You probably felt an instant of hesitation and confusion, perhaps even a sense that you were about to name different colors from the colors of the words themselves. When we see a word, we are more used to reading it than to naming the color in which it is printed. To prove this, show the words to friends, but don’t tell them what to do: just ask them to respond however they wish. Almost certainly they will read the words and say, for example, “green” for the one printed in red. Reading the word is our “default,” or prepotent, response. The reason you had trouble naming the color is that you had to suppress, or inhibit, this response in order to answer the question posed.

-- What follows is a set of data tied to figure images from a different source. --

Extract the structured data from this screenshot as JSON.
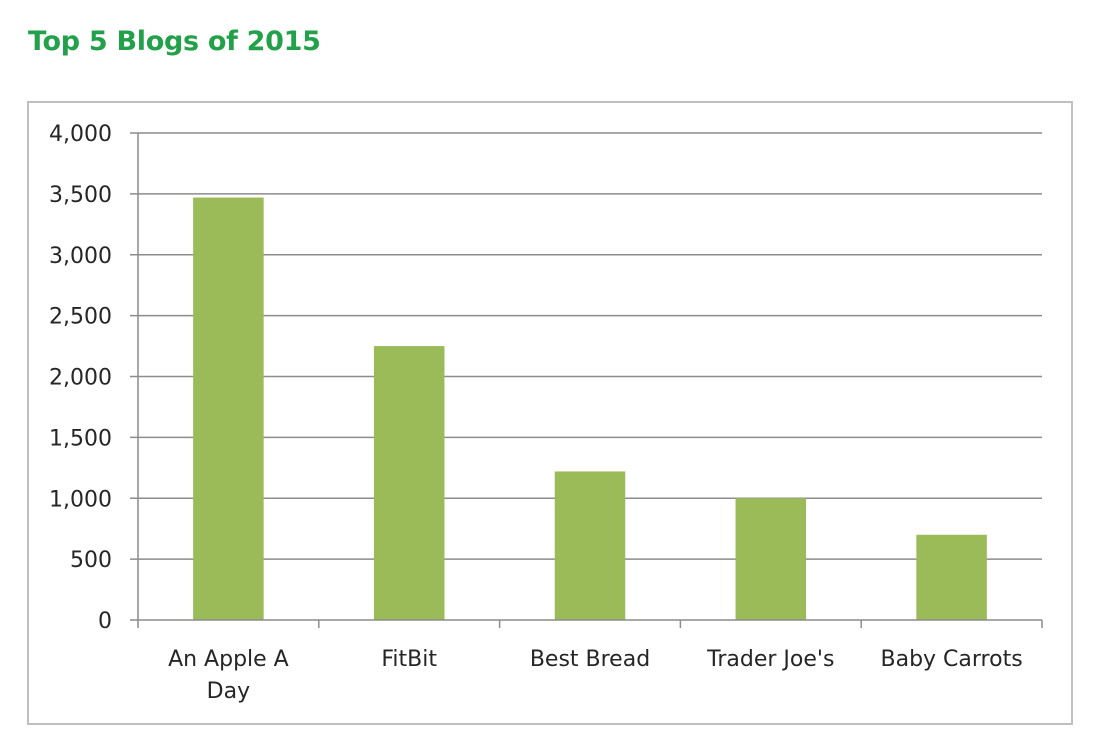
{
  "chart_data": {
    "type": "bar",
    "title": "Top 5 Blogs of 2015",
    "categories": [
      [
        "An Apple A",
        "Day"
      ],
      [
        "FitBit"
      ],
      [
        "Best Bread"
      ],
      [
        "Trader Joe's"
      ],
      [
        "Baby Carrots"
      ]
    ],
    "values": [
      3470,
      2250,
      1220,
      1000,
      700
    ],
    "ylim": [
      0,
      4000
    ],
    "yticks": [
      {
        "value": 0,
        "label": "0"
      },
      {
        "value": 500,
        "label": "500"
      },
      {
        "value": 1000,
        "label": "1,000"
      },
      {
        "value": 1500,
        "label": "1,500"
      },
      {
        "value": 2000,
        "label": "2,000"
      },
      {
        "value": 2500,
        "label": "2,500"
      },
      {
        "value": 3000,
        "label": "3,000"
      },
      {
        "value": 3500,
        "label": "3,500"
      },
      {
        "value": 4000,
        "label": "4,000"
      }
    ],
    "grid": true,
    "legend": "none",
    "colors": {
      "bar": "#9bbb59",
      "title": "#22a14a",
      "gridline": "#8c8c8c",
      "axis": "#8c8c8c",
      "frame": "#bfbfbf",
      "text": "#262626"
    }
  }
}
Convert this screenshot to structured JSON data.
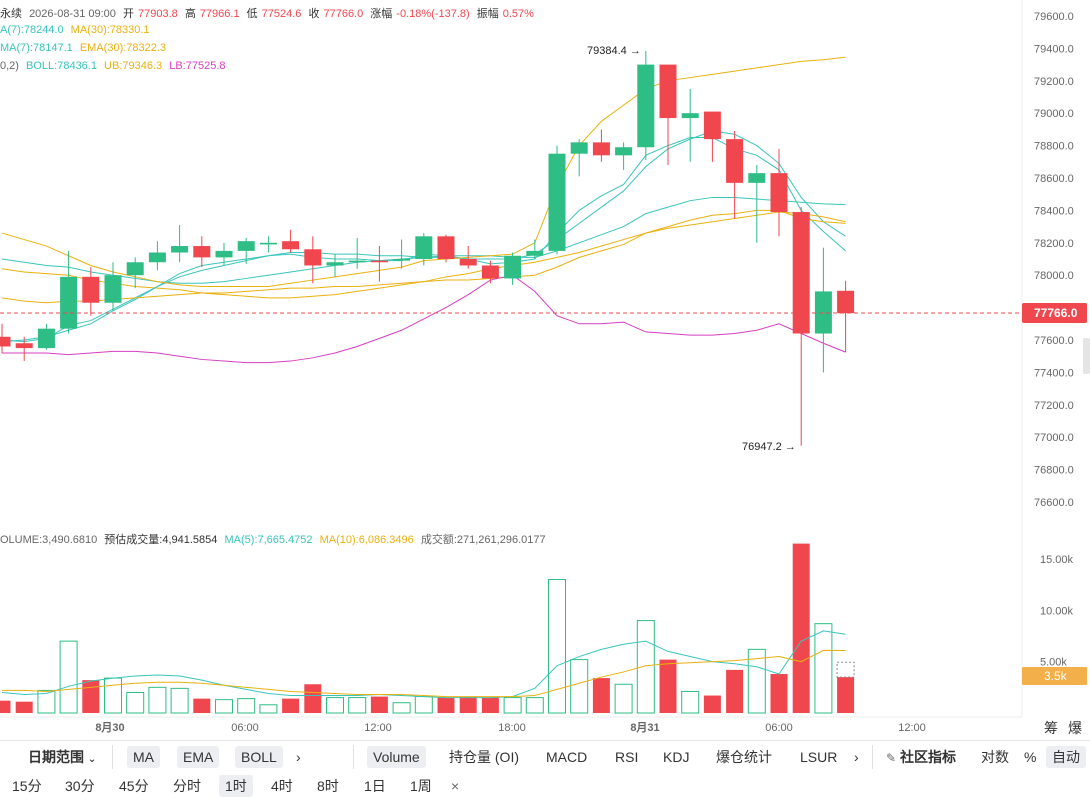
{
  "header": {
    "line1": {
      "name": "永续",
      "date": "2026-08-31 09:00",
      "open_label": "开",
      "open": "77903.8",
      "high_label": "高",
      "high": "77966.1",
      "low_label": "低",
      "low": "77524.6",
      "close_label": "收",
      "close": "77766.0",
      "change_label": "涨幅",
      "change": "-0.18%(-137.8)",
      "amp_label": "振幅",
      "amp": "0.57%"
    },
    "line2": {
      "ma7": "A(7):78244.0",
      "ma30": "MA(30):78330.1"
    },
    "line3": {
      "ema7": "MA(7):78147.1",
      "ema30": "EMA(30):78322.3"
    },
    "line4": {
      "prefix": "0,2)",
      "boll": "BOLL:78436.1",
      "ub": "UB:79346.3",
      "lb": "LB:77525.8"
    },
    "vol": {
      "volume": "OLUME:3,490.6810",
      "est": "预估成交量:4,941.5854",
      "ma5": "MA(5):7,665.4752",
      "ma10": "MA(10):6,086.3496",
      "turnover": "成交额:271,261,296.0177"
    }
  },
  "colors": {
    "up": "#2ebd85",
    "down": "#f0474f",
    "ma7": "#39c5bb",
    "ma30": "#e9b10f",
    "boll_mid": "#39c5bb",
    "ub": "#e9b10f",
    "lb": "#d63fc2",
    "price_tag": "#f0474f"
  },
  "chart_data": {
    "type": "candlestick",
    "price_axis": {
      "min": 76600,
      "max": 79600,
      "ticks": [
        "79600.0",
        "79400.0",
        "79200.0",
        "79000.0",
        "78800.0",
        "78600.0",
        "78400.0",
        "78200.0",
        "78000.0",
        "77800.0",
        "77600.0",
        "77400.0",
        "77200.0",
        "77000.0",
        "76800.0",
        "76600.0"
      ]
    },
    "current_price": "77766.0",
    "high_marker": "79384.4 →",
    "low_marker": "76947.2 →",
    "volume_axis": {
      "max": 17000,
      "ticks": [
        "15.00k",
        "10.00k",
        "5.00k"
      ],
      "current": "3.5k"
    },
    "time_labels": [
      "8月30",
      "06:00",
      "12:00",
      "18:00",
      "8月31",
      "06:00",
      "12:00"
    ],
    "candles": [
      {
        "o": 77620,
        "h": 77700,
        "l": 77520,
        "c": 77560,
        "v": 1200
      },
      {
        "o": 77580,
        "h": 77620,
        "l": 77470,
        "c": 77550,
        "v": 1100
      },
      {
        "o": 77550,
        "h": 77700,
        "l": 77540,
        "c": 77670,
        "v": 2200
      },
      {
        "o": 77670,
        "h": 78150,
        "l": 77640,
        "c": 77990,
        "v": 7000
      },
      {
        "o": 77990,
        "h": 78050,
        "l": 77750,
        "c": 77830,
        "v": 3200
      },
      {
        "o": 77830,
        "h": 78080,
        "l": 77780,
        "c": 78000,
        "v": 3400
      },
      {
        "o": 78000,
        "h": 78110,
        "l": 77920,
        "c": 78080,
        "v": 2000
      },
      {
        "o": 78080,
        "h": 78210,
        "l": 78030,
        "c": 78140,
        "v": 2500
      },
      {
        "o": 78140,
        "h": 78310,
        "l": 78080,
        "c": 78180,
        "v": 2400
      },
      {
        "o": 78180,
        "h": 78240,
        "l": 78050,
        "c": 78110,
        "v": 1400
      },
      {
        "o": 78110,
        "h": 78200,
        "l": 78060,
        "c": 78150,
        "v": 1300
      },
      {
        "o": 78150,
        "h": 78230,
        "l": 78070,
        "c": 78210,
        "v": 1400
      },
      {
        "o": 78190,
        "h": 78240,
        "l": 78140,
        "c": 78200,
        "v": 800
      },
      {
        "o": 78210,
        "h": 78280,
        "l": 78140,
        "c": 78160,
        "v": 1400
      },
      {
        "o": 78160,
        "h": 78240,
        "l": 77950,
        "c": 78060,
        "v": 2800
      },
      {
        "o": 78060,
        "h": 78130,
        "l": 77990,
        "c": 78080,
        "v": 1500
      },
      {
        "o": 78080,
        "h": 78230,
        "l": 78040,
        "c": 78090,
        "v": 1500
      },
      {
        "o": 78090,
        "h": 78180,
        "l": 77960,
        "c": 78080,
        "v": 1600
      },
      {
        "o": 78090,
        "h": 78220,
        "l": 78040,
        "c": 78100,
        "v": 1000
      },
      {
        "o": 78100,
        "h": 78260,
        "l": 78060,
        "c": 78240,
        "v": 1600
      },
      {
        "o": 78240,
        "h": 78250,
        "l": 78080,
        "c": 78100,
        "v": 1500
      },
      {
        "o": 78100,
        "h": 78180,
        "l": 78040,
        "c": 78060,
        "v": 1600
      },
      {
        "o": 78060,
        "h": 78090,
        "l": 77950,
        "c": 77980,
        "v": 1500
      },
      {
        "o": 77980,
        "h": 78140,
        "l": 77940,
        "c": 78120,
        "v": 1500
      },
      {
        "o": 78120,
        "h": 78220,
        "l": 78100,
        "c": 78150,
        "v": 1500
      },
      {
        "o": 78150,
        "h": 78800,
        "l": 78130,
        "c": 78750,
        "v": 13000
      },
      {
        "o": 78750,
        "h": 78840,
        "l": 78610,
        "c": 78820,
        "v": 5200
      },
      {
        "o": 78820,
        "h": 78900,
        "l": 78700,
        "c": 78740,
        "v": 3400
      },
      {
        "o": 78740,
        "h": 78820,
        "l": 78650,
        "c": 78790,
        "v": 2800
      },
      {
        "o": 78790,
        "h": 79384.4,
        "l": 78710,
        "c": 79300,
        "v": 9000
      },
      {
        "o": 79300,
        "h": 79300,
        "l": 78680,
        "c": 78970,
        "v": 5200
      },
      {
        "o": 78970,
        "h": 79150,
        "l": 78700,
        "c": 79000,
        "v": 2100
      },
      {
        "o": 79010,
        "h": 79010,
        "l": 78700,
        "c": 78840,
        "v": 1700
      },
      {
        "o": 78840,
        "h": 78890,
        "l": 78350,
        "c": 78570,
        "v": 4200
      },
      {
        "o": 78570,
        "h": 78680,
        "l": 78200,
        "c": 78630,
        "v": 6200
      },
      {
        "o": 78630,
        "h": 78780,
        "l": 78240,
        "c": 78390,
        "v": 3800
      },
      {
        "o": 78390,
        "h": 78420,
        "l": 76947.2,
        "c": 77640,
        "v": 16500
      },
      {
        "o": 77640,
        "h": 78170,
        "l": 77400,
        "c": 77900,
        "v": 8700
      },
      {
        "o": 77903.8,
        "h": 77966.1,
        "l": 77524.6,
        "c": 77766.0,
        "v": 3490.681
      }
    ],
    "series": [
      {
        "name": "MA(7)",
        "color": "#39c5bb",
        "values": [
          77590,
          77600,
          77620,
          77660,
          77700,
          77780,
          77850,
          77930,
          78010,
          78060,
          78080,
          78100,
          78120,
          78140,
          78140,
          78130,
          78130,
          78120,
          78120,
          78110,
          78110,
          78100,
          78100,
          78100,
          78130,
          78220,
          78320,
          78420,
          78520,
          78670,
          78780,
          78840,
          78890,
          78870,
          78800,
          78690,
          78480,
          78330,
          78240
        ]
      },
      {
        "name": "MA(30)",
        "color": "#e9b10f",
        "values": [
          78040,
          78020,
          78010,
          78000,
          77970,
          77950,
          77930,
          77920,
          77910,
          77890,
          77880,
          77870,
          77860,
          77860,
          77870,
          77880,
          77900,
          77920,
          77940,
          77960,
          77990,
          78010,
          78040,
          78060,
          78080,
          78110,
          78140,
          78180,
          78220,
          78260,
          78290,
          78310,
          78330,
          78350,
          78370,
          78390,
          78380,
          78360,
          78330
        ]
      },
      {
        "name": "EMA(7)",
        "color": "#39c5bb",
        "values": [
          77600,
          77590,
          77610,
          77690,
          77720,
          77790,
          77860,
          77930,
          77990,
          78030,
          78060,
          78090,
          78120,
          78130,
          78110,
          78100,
          78100,
          78090,
          78090,
          78130,
          78120,
          78100,
          78070,
          78080,
          78100,
          78260,
          78400,
          78490,
          78560,
          78740,
          78800,
          78850,
          78850,
          78780,
          78740,
          78650,
          78400,
          78270,
          78150
        ]
      },
      {
        "name": "EMA(30)",
        "color": "#e9b10f",
        "values": [
          77860,
          77840,
          77830,
          77840,
          77840,
          77850,
          77860,
          77870,
          77880,
          77890,
          77890,
          77900,
          77910,
          77920,
          77920,
          77930,
          77930,
          77940,
          77950,
          77960,
          77970,
          77970,
          77980,
          77990,
          78000,
          78050,
          78110,
          78150,
          78190,
          78260,
          78300,
          78340,
          78370,
          78380,
          78400,
          78400,
          78350,
          78330,
          78320
        ]
      },
      {
        "name": "BOLL",
        "color": "#39c5bb",
        "values": [
          78100,
          78080,
          78060,
          78050,
          78020,
          78000,
          77980,
          77960,
          77950,
          77950,
          77960,
          77980,
          78000,
          78020,
          78040,
          78060,
          78080,
          78090,
          78100,
          78110,
          78120,
          78120,
          78120,
          78110,
          78110,
          78150,
          78200,
          78250,
          78300,
          78380,
          78420,
          78460,
          78480,
          78480,
          78470,
          78460,
          78450,
          78440,
          78436
        ]
      },
      {
        "name": "UB",
        "color": "#e9b10f",
        "values": [
          78260,
          78220,
          78180,
          78120,
          78060,
          78020,
          77990,
          77960,
          77940,
          77930,
          77930,
          77930,
          77930,
          77950,
          77970,
          77990,
          78010,
          78030,
          78050,
          78090,
          78100,
          78110,
          78120,
          78130,
          78200,
          78550,
          78800,
          78950,
          79050,
          79150,
          79200,
          79220,
          79240,
          79260,
          79280,
          79300,
          79320,
          79330,
          79346
        ]
      },
      {
        "name": "LB",
        "color": "#d63fc2",
        "values": [
          77520,
          77520,
          77520,
          77510,
          77520,
          77530,
          77530,
          77520,
          77500,
          77480,
          77470,
          77460,
          77460,
          77470,
          77490,
          77520,
          77560,
          77610,
          77660,
          77730,
          77800,
          77880,
          77970,
          78000,
          77900,
          77750,
          77700,
          77700,
          77710,
          77650,
          77640,
          77630,
          77630,
          77640,
          77660,
          77700,
          77640,
          77580,
          77525
        ]
      },
      {
        "name": "VOL MA(5)",
        "color": "#39c5bb",
        "values": [
          2000,
          1800,
          1900,
          2600,
          3100,
          3400,
          3600,
          3700,
          3600,
          3200,
          2700,
          2300,
          1900,
          1700,
          1700,
          1700,
          1700,
          1800,
          1700,
          1600,
          1500,
          1500,
          1500,
          1600,
          2400,
          4600,
          5500,
          6200,
          6700,
          7000,
          6000,
          5500,
          5000,
          4800,
          4500,
          3800,
          7000,
          8000,
          7665
        ]
      },
      {
        "name": "VOL MA(10)",
        "color": "#e9b10f",
        "values": [
          2200,
          2200,
          2100,
          2300,
          2500,
          2700,
          2900,
          3000,
          3000,
          2900,
          2700,
          2500,
          2300,
          2100,
          2000,
          1900,
          1800,
          1800,
          1800,
          1700,
          1600,
          1600,
          1600,
          1600,
          1700,
          2300,
          2900,
          3500,
          4000,
          4600,
          4800,
          4900,
          5000,
          5100,
          5300,
          5500,
          5000,
          6100,
          6086
        ]
      }
    ]
  },
  "toolbar": {
    "range_label": "日期范围",
    "indicators": [
      "MA",
      "EMA",
      "BOLL"
    ],
    "sub_indicators": [
      "Volume",
      "持仓量 (OI)",
      "MACD",
      "RSI",
      "KDJ",
      "爆仓统计",
      "LSUR"
    ],
    "community": "社区指标",
    "log": "对数",
    "percent": "%",
    "auto": "自动",
    "chip": "筹",
    "burst": "爆"
  },
  "intervals": [
    "15分",
    "30分",
    "45分",
    "分时",
    "1时",
    "4时",
    "8时",
    "1日",
    "1周",
    "×"
  ]
}
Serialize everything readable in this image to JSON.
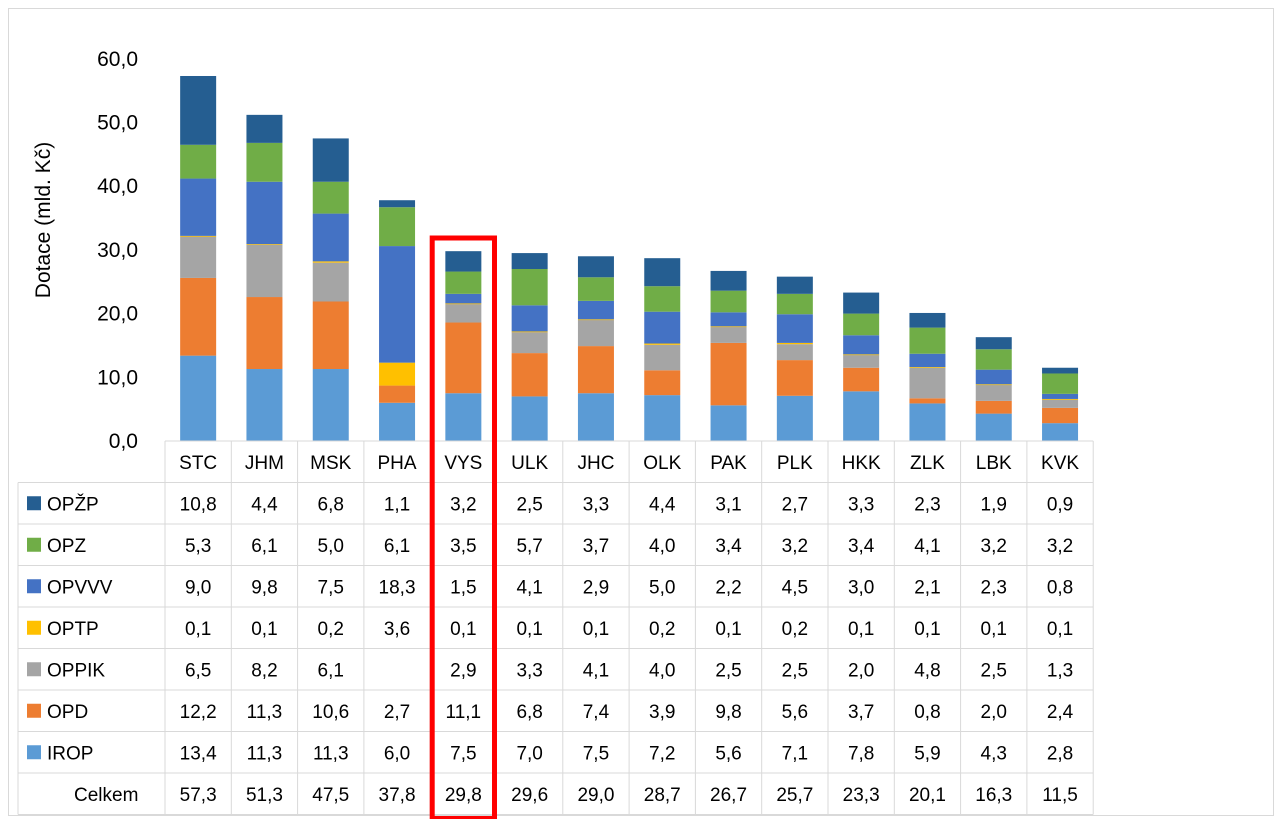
{
  "chart_data": {
    "type": "bar",
    "stacked": true,
    "ylabel": "Dotace (mld. Kč)",
    "ylim": [
      0,
      60
    ],
    "yticks": [
      "0,0",
      "10,0",
      "20,0",
      "30,0",
      "40,0",
      "50,0",
      "60,0"
    ],
    "grid": false,
    "legend": "data table",
    "categories": [
      "STC",
      "JHM",
      "MSK",
      "PHA",
      "VYS",
      "ULK",
      "JHC",
      "OLK",
      "PAK",
      "PLK",
      "HKK",
      "ZLK",
      "LBK",
      "KVK"
    ],
    "highlight_category": "VYS",
    "highlight_color": "#ff0000",
    "series": [
      {
        "name": "IROP",
        "color": "#5b9bd5",
        "values": [
          13.4,
          11.3,
          11.3,
          6.0,
          7.5,
          7.0,
          7.5,
          7.2,
          5.6,
          7.1,
          7.8,
          5.9,
          4.3,
          2.8
        ],
        "labels": [
          "13,4",
          "11,3",
          "11,3",
          "6,0",
          "7,5",
          "7,0",
          "7,5",
          "7,2",
          "5,6",
          "7,1",
          "7,8",
          "5,9",
          "4,3",
          "2,8"
        ]
      },
      {
        "name": "OPD",
        "color": "#ed7d31",
        "values": [
          12.2,
          11.3,
          10.6,
          2.7,
          11.1,
          6.8,
          7.4,
          3.9,
          9.8,
          5.6,
          3.7,
          0.8,
          2.0,
          2.4
        ],
        "labels": [
          "12,2",
          "11,3",
          "10,6",
          "2,7",
          "11,1",
          "6,8",
          "7,4",
          "3,9",
          "9,8",
          "5,6",
          "3,7",
          "0,8",
          "2,0",
          "2,4"
        ]
      },
      {
        "name": "OPPIK",
        "color": "#a5a5a5",
        "values": [
          6.5,
          8.2,
          6.1,
          0,
          2.9,
          3.3,
          4.1,
          4.0,
          2.5,
          2.5,
          2.0,
          4.8,
          2.5,
          1.3
        ],
        "labels": [
          "6,5",
          "8,2",
          "6,1",
          "",
          "2,9",
          "3,3",
          "4,1",
          "4,0",
          "2,5",
          "2,5",
          "2,0",
          "4,8",
          "2,5",
          "1,3"
        ]
      },
      {
        "name": "OPTP",
        "color": "#ffc000",
        "values": [
          0.1,
          0.1,
          0.2,
          3.6,
          0.1,
          0.1,
          0.1,
          0.2,
          0.1,
          0.2,
          0.1,
          0.1,
          0.1,
          0.1
        ],
        "labels": [
          "0,1",
          "0,1",
          "0,2",
          "3,6",
          "0,1",
          "0,1",
          "0,1",
          "0,2",
          "0,1",
          "0,2",
          "0,1",
          "0,1",
          "0,1",
          "0,1"
        ]
      },
      {
        "name": "OPVVV",
        "color": "#4472c4",
        "values": [
          9.0,
          9.8,
          7.5,
          18.3,
          1.5,
          4.1,
          2.9,
          5.0,
          2.2,
          4.5,
          3.0,
          2.1,
          2.3,
          0.8
        ],
        "labels": [
          "9,0",
          "9,8",
          "7,5",
          "18,3",
          "1,5",
          "4,1",
          "2,9",
          "5,0",
          "2,2",
          "4,5",
          "3,0",
          "2,1",
          "2,3",
          "0,8"
        ]
      },
      {
        "name": "OPZ",
        "color": "#70ad47",
        "values": [
          5.3,
          6.1,
          5.0,
          6.1,
          3.5,
          5.7,
          3.7,
          4.0,
          3.4,
          3.2,
          3.4,
          4.1,
          3.2,
          3.2
        ],
        "labels": [
          "5,3",
          "6,1",
          "5,0",
          "6,1",
          "3,5",
          "5,7",
          "3,7",
          "4,0",
          "3,4",
          "3,2",
          "3,4",
          "4,1",
          "3,2",
          "3,2"
        ]
      },
      {
        "name": "OPŽP",
        "color": "#255e91",
        "values": [
          10.8,
          4.4,
          6.8,
          1.1,
          3.2,
          2.5,
          3.3,
          4.4,
          3.1,
          2.7,
          3.3,
          2.3,
          1.9,
          0.9
        ],
        "labels": [
          "10,8",
          "4,4",
          "6,8",
          "1,1",
          "3,2",
          "2,5",
          "3,3",
          "4,4",
          "3,1",
          "2,7",
          "3,3",
          "2,3",
          "1,9",
          "0,9"
        ]
      }
    ],
    "totals": {
      "name": "Celkem",
      "values": [
        57.3,
        51.3,
        47.5,
        37.8,
        29.8,
        29.6,
        29.0,
        28.7,
        26.7,
        25.7,
        23.3,
        20.1,
        16.3,
        11.5
      ],
      "labels": [
        "57,3",
        "51,3",
        "47,5",
        "37,8",
        "29,8",
        "29,6",
        "29,0",
        "28,7",
        "26,7",
        "25,7",
        "23,3",
        "20,1",
        "16,3",
        "11,5"
      ]
    }
  }
}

Some investigators believe that inhibition is a dedicated function of the prefrontal cortex, particularly the lower part. In the Stroop task, according to this model, the prefrontal cortex directly suppresses our tendency to read the word. However, another possibility—closer to that afforded by our “train track” analogy—is that the prefrontal cortex does not actually suppress word reading; rather, it gives extra “juice” to the effort to name the color. Since you cannot say “red” and “green” at the same time, these two responses are in competition. Without the assistance of the prefrontal cortex, the habitual word-reading response would win out (that is, saying “green”). However, with the assistance of the prefrontal cortex (switching the tracks so that color naming has the advantage), the color-naming response gets the edge and wins the competition. From this perspective, inhibition is a more distributed function, occurring at a more local level—that is, between the two verbal responses—and the role of the prefrontal cortex is simply to help favor the weaker one when that is needed.

The Influential Referee

We’ve described the prefrontal cortex as the managerial CEO and as the alert accidentpreventing railroad switch operator. But this remarkable brain system is even more versatile; it is also a subtle influencer. To offer one final analogy, consider the two brain responses as if they were two boxers, and the prefrontal cortex as a referee who hopes to influence the fight. The view that the prefrontal cortex plays a central role in inhibition suggests that the referee tips the fight by slugging one of the boxers himself. Or, alternatively, the referee gives a bit of extra latitude to one of the boxers, who exploits this advantage to knock out the other. As yet, we do not know for sure which image is a better metaphor for how inhibition is really carried out in the brain. However, this example shows how a function such as inhibition, which on the surface may appear centralized, could in fact be carried out in a more distributed way, involving close coordination between the prefrontal cortex and other areas of the brain engaged in performing a particular task. While we have begun to gain insights into the brain mechanisms underlying inhibition and control, and how they can go awry because of injury or disease, we are not yet at a point where we can have a meaningful impact on these functions—either to enhance normal function or to repair damage. With deeper understanding however, and with the remarkable pace at which relevant technologies are developing, there is no question that we are moving toward this goal.